Published online by Cambridge University Press: 05 June 2012
In 1989, sitting newly ensconced in his small ground-floor office at Chatham House, the home of the prestigious think-tank the Royal Institute of International Affairs in London, Michael Grubb had a ‘little idea’. This idea was the germ of what would become a vast and continually expanding set of markets which trade, in various ways, the carbon emissions produced by industrial economies and consumer lifestyles. At that point, the Intergovernmental Panel on Climate Change (IPCC) had just started meeting to prepare its first assessment report, and many governments were doing the rounds of international conferences declaring climate change a serious issue that needed a collective response.

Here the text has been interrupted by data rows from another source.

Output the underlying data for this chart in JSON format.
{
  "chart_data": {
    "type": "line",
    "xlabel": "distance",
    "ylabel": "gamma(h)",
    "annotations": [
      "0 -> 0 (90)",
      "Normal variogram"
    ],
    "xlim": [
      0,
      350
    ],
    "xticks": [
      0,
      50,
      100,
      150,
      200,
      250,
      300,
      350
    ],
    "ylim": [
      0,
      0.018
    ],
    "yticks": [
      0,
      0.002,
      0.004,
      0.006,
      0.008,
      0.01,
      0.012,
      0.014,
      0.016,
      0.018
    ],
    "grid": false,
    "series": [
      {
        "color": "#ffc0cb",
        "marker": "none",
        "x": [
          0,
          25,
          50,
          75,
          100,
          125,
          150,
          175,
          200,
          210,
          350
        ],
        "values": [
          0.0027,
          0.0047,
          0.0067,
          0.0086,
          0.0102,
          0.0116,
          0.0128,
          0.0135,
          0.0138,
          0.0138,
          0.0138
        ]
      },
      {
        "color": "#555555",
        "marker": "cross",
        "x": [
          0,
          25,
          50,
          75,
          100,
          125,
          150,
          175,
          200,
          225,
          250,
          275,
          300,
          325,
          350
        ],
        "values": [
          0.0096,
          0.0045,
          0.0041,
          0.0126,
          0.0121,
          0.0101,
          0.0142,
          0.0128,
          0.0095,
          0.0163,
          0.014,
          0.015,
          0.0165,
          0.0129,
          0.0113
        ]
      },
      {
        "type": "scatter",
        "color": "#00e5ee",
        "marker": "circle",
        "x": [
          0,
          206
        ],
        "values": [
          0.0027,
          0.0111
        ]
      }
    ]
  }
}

Faced with the prospect of long, drawn-out negotiations between countries to work out how to reduce their collective emissions, Grubb, like other commentators at the time who had started to think about future climate negotiations, foresaw many problems. As we now recognise well, climate change is not like many other environmental issues. At the time, ozone depletion provided the most obvious model given that the Montreal Protocol had just successfully agreed to 50 per cent cuts in chlorofluorocarbons (CFCs), with more stringent cuts on the way. It also built on a general agreement (the Vienna Convention) rather like the Framework Convention that governments were trying to negotiate on climate change, so there were parallels. But unlike ozone depletion, climate change touches more or less every aspect of economic life, and goes to the literal engine of the industrial economy – energy use.